HELENA - A Montana Republican Party official Friday said Democratic U.S. Senator Jon Tester is being two-faced by calling for an ethics audit of his office.

“I find it ironic that after all of Senator Tester's inconsistencies, he wants to tout an ‘ethics audit' that is to be conducted by a Montana Democratic Party insider,” said GOP spokesman Chris Carter.

Carter was referring to Tester's announcement that retired state Supreme Court Justice John “Skeff” Sheehy had agreed to conduct an ethics audit of the senator's office. Sheehy was a nonpartisan justice from 1978 to 1992, but previously served as a Democratic legislator from Billings for four sessions.

In his successful 2006 race to unseat Republican Sen. Conrad Burns, Tester made Burns' ethics a central issue and issued his own ethics code.

“It's easy to say you're for ethics and transparency in government, but living up to those promises have proved to be quite a different challenge for Senator Tester,” Carter said.

In response, Tester spokesman Aaron Murphy said: “Judge Sheehy has a distinguished career of integrity, honesty and public service. Why some folks are so eager to attack traits like those is beyond me.”

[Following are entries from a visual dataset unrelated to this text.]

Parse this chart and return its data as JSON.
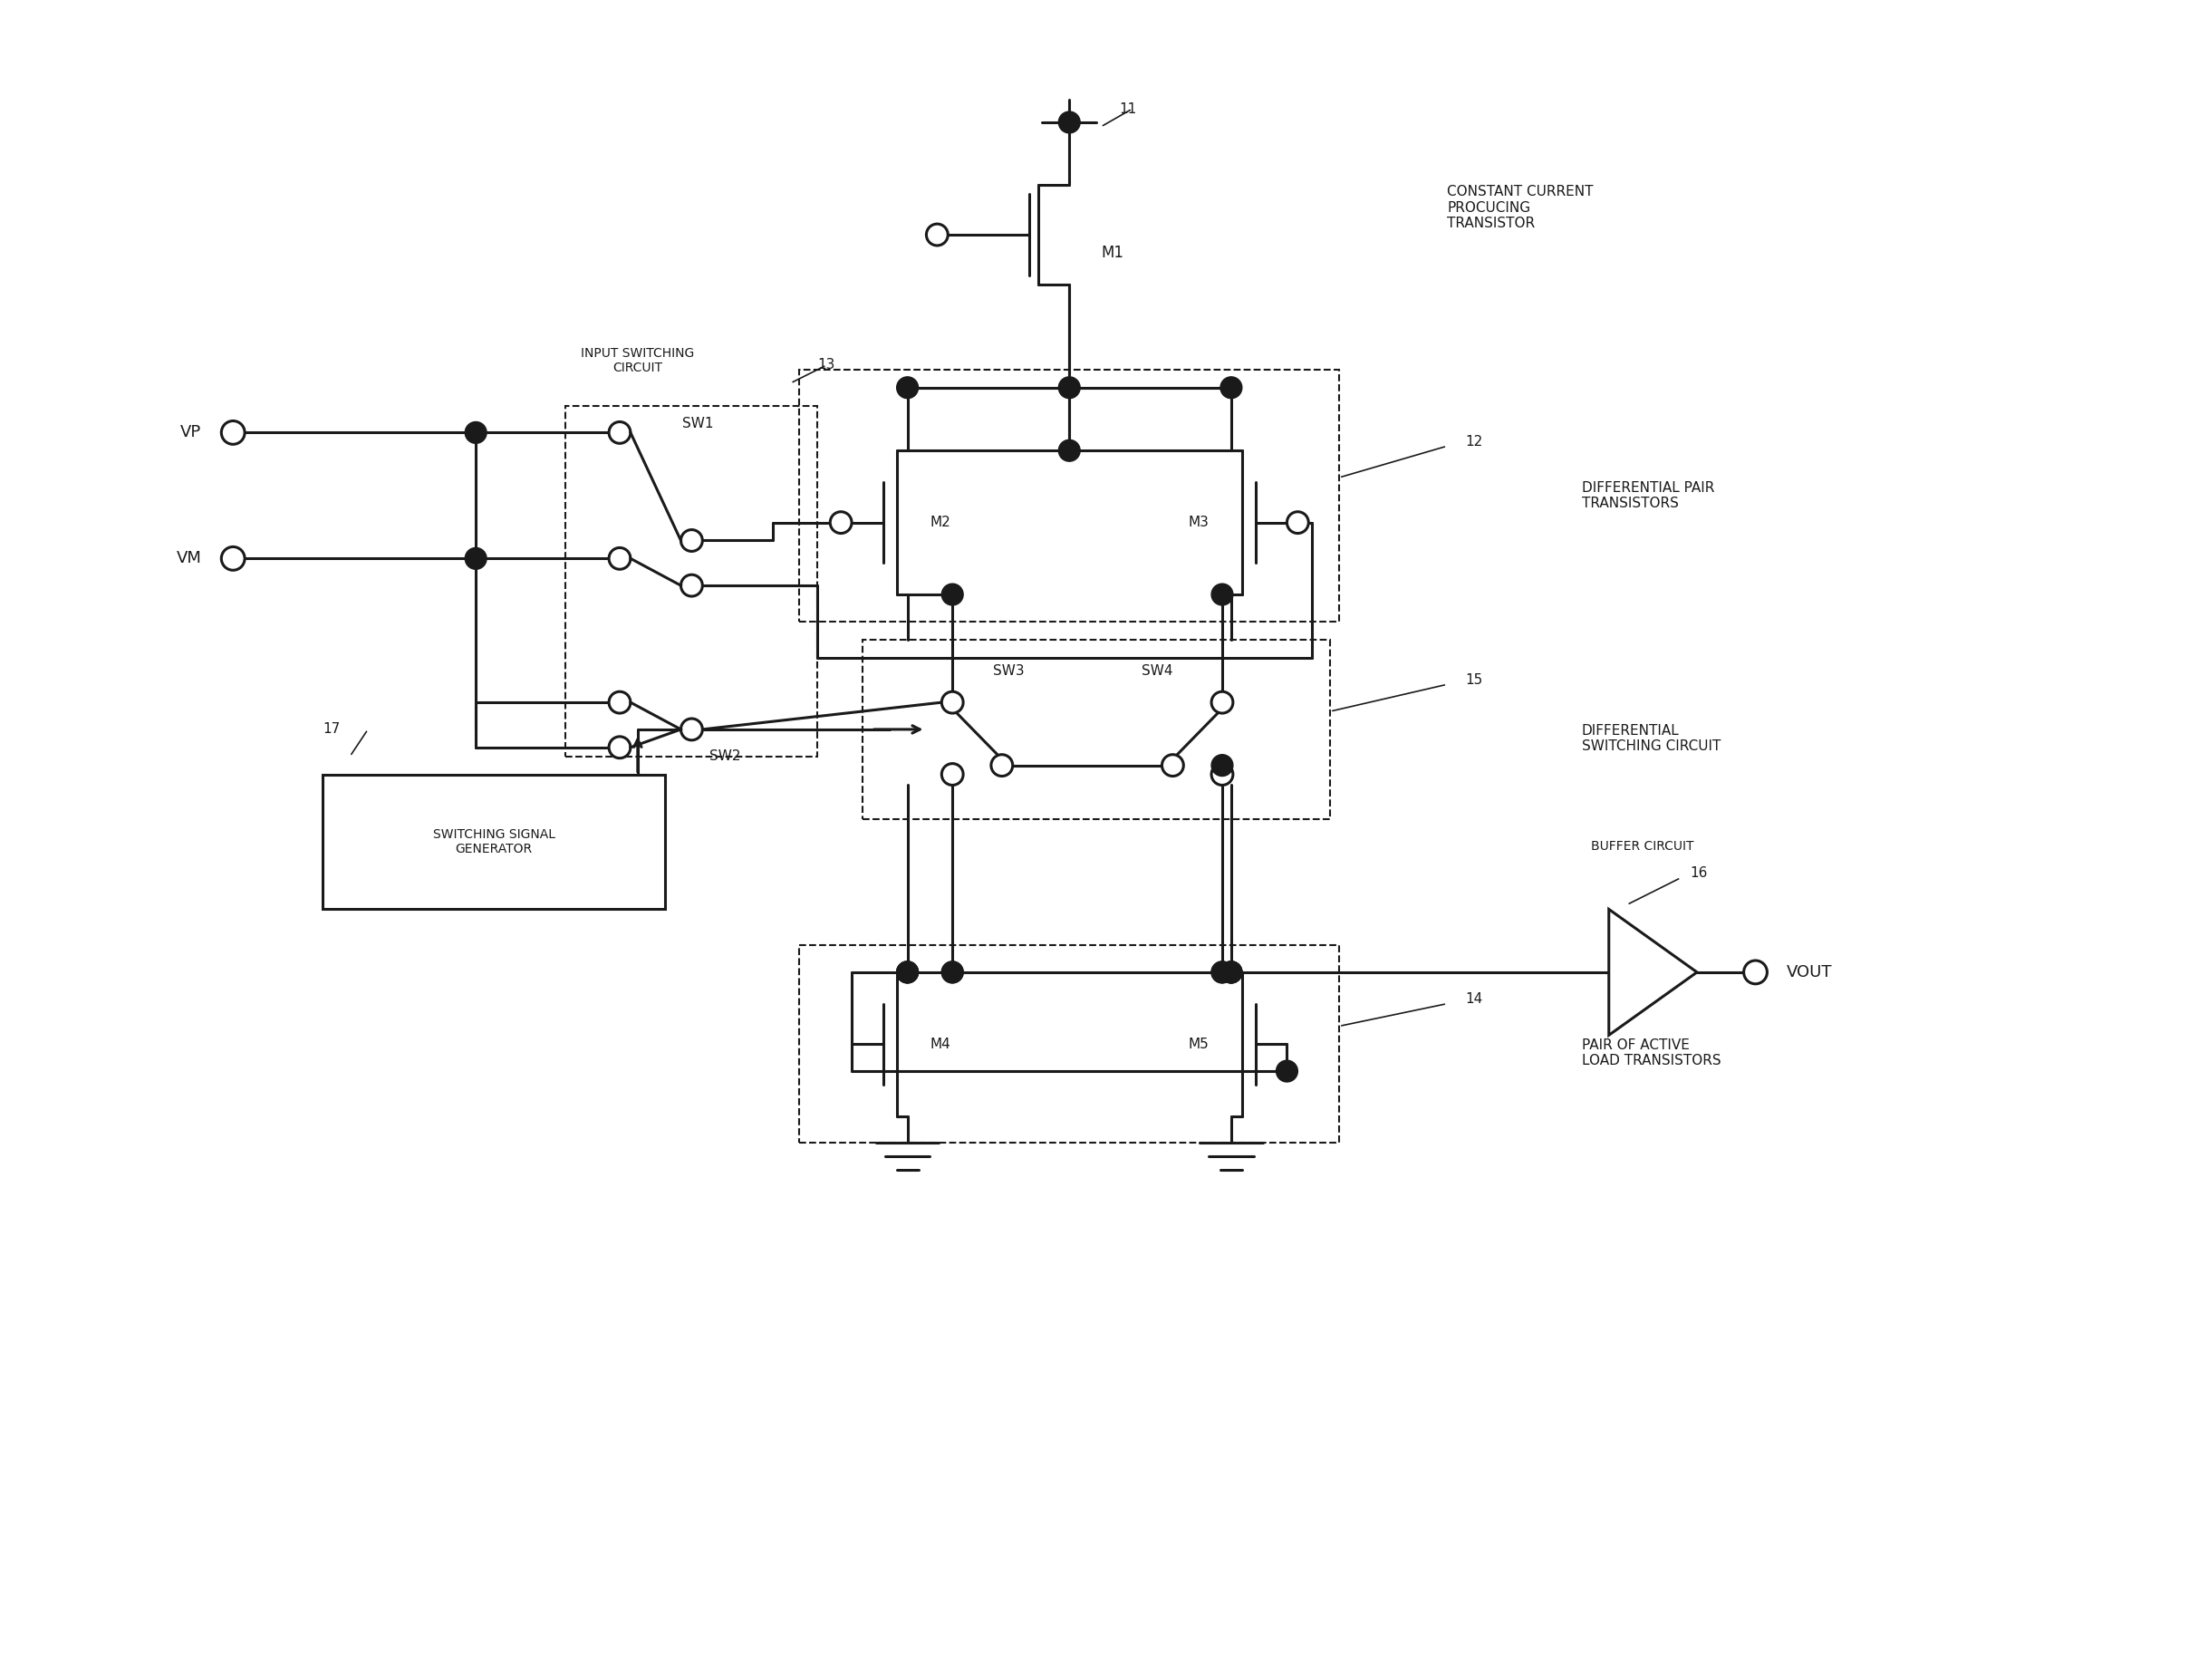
{
  "bg_color": "#ffffff",
  "line_color": "#1a1a1a",
  "line_width": 2.2,
  "fig_width": 24.26,
  "fig_height": 18.54,
  "labels": {
    "VP": "VP",
    "VM": "VM",
    "VOUT": "VOUT",
    "M1": "M1",
    "M2": "M2",
    "M3": "M3",
    "M4": "M4",
    "M5": "M5",
    "SW1": "SW1",
    "SW2": "SW2",
    "SW3": "SW3",
    "SW4": "SW4",
    "num11": "11",
    "num12": "12",
    "num13": "13",
    "num14": "14",
    "num15": "15",
    "num16": "16",
    "num17": "17",
    "box13": "INPUT SWITCHING\nCIRCUIT",
    "box12": "DIFFERENTIAL PAIR\nTRANSISTORS",
    "box15": "DIFFERENTIAL\nSWITCHING CIRCUIT",
    "box14": "PAIR OF ACTIVE\nLOAD TRANSISTORS",
    "box17": "SWITCHING SIGNAL\nGENERATOR",
    "box16": "BUFFER CIRCUIT",
    "cc": "CONSTANT CURRENT\nPROCUCING\nTRANSISTOR"
  }
}
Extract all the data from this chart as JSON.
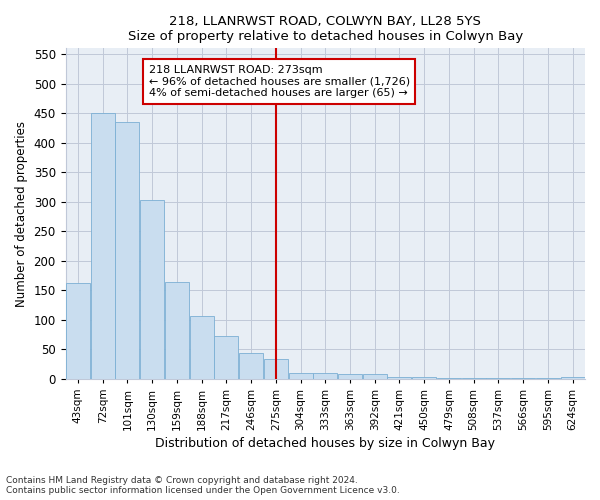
{
  "title1": "218, LLANRWST ROAD, COLWYN BAY, LL28 5YS",
  "title2": "Size of property relative to detached houses in Colwyn Bay",
  "xlabel": "Distribution of detached houses by size in Colwyn Bay",
  "ylabel": "Number of detached properties",
  "categories": [
    "43sqm",
    "72sqm",
    "101sqm",
    "130sqm",
    "159sqm",
    "188sqm",
    "217sqm",
    "246sqm",
    "275sqm",
    "304sqm",
    "333sqm",
    "363sqm",
    "392sqm",
    "421sqm",
    "450sqm",
    "479sqm",
    "508sqm",
    "537sqm",
    "566sqm",
    "595sqm",
    "624sqm"
  ],
  "values": [
    163,
    450,
    435,
    303,
    165,
    106,
    73,
    44,
    33,
    10,
    10,
    8,
    8,
    3,
    3,
    2,
    1,
    1,
    1,
    1,
    4
  ],
  "bar_color": "#c9ddef",
  "bar_edge_color": "#7bafd4",
  "vline_x": 8,
  "vline_color": "#cc0000",
  "annotation_line1": "218 LLANRWST ROAD: 273sqm",
  "annotation_line2": "← 96% of detached houses are smaller (1,726)",
  "annotation_line3": "4% of semi-detached houses are larger (65) →",
  "annotation_box_color": "#ffffff",
  "annotation_box_edge": "#cc0000",
  "ylim": [
    0,
    560
  ],
  "yticks": [
    0,
    50,
    100,
    150,
    200,
    250,
    300,
    350,
    400,
    450,
    500,
    550
  ],
  "footer1": "Contains HM Land Registry data © Crown copyright and database right 2024.",
  "footer2": "Contains public sector information licensed under the Open Government Licence v3.0.",
  "bg_color": "#e8eef5",
  "grid_color": "#c0c8d8"
}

Carter listed these examples of what he said amounted to Tester telling Montanans what they want to hear as a candidate but doing something different after his election:

After saying in the campaign he didn't “support earmarks, period,” Tester “boasted” in the Los Angeles Times that he had submitted $1 billion worth of appropriations earmarks.

Murphy replied that Tester never said he was against earmarks, but opposed the lack of transparency and accountability under the previous Senate process.

After Tester said in his campaign “I won't take personal favors from lobbyists and neither will my staff,” a Washington lobbyist and Democratic donor named Patrick Murphy financed “a special bash in Tester's honor” at his home, Carter said.

Aaron Murphy said Patrick Murphy, no relation, spent his early years in Montana. The party wasn't a favor, Murphy said, but a celebration held by one Montanan for another.

Tester broke his “ethics pledge” to stop the revolving door in Washington when he hired a lobbyist from the National Association of Realtors” to join his staff, Carter said.

Murphy said Tester's policy is aimed at stopping the revolving door by not hiring back a former staff employee who has left to work for a lobbyist and wants to return to his Senate job.

Tester said in the campaign that Sen. Harry Reid, D-Nev., had guaranteed him a seat on the influential Senate Appropriations Committee, Carter said, but that hasn't happened.

In response, Murphy said Reid pledged that he would assign Tester to the committee “as soon as possible” and the senator looks forward to gaining that assignment eventually.

Tester in 2007 was forced to return $4,750 in campaign donations he accepted from “infamous” Democratic fundraiser Norman Hsu.

Murphy said Tester had not accepted money from Hsu, but received money solicited by Hsu's associates. Tester, he said, “returned it out of an abundance of caution.”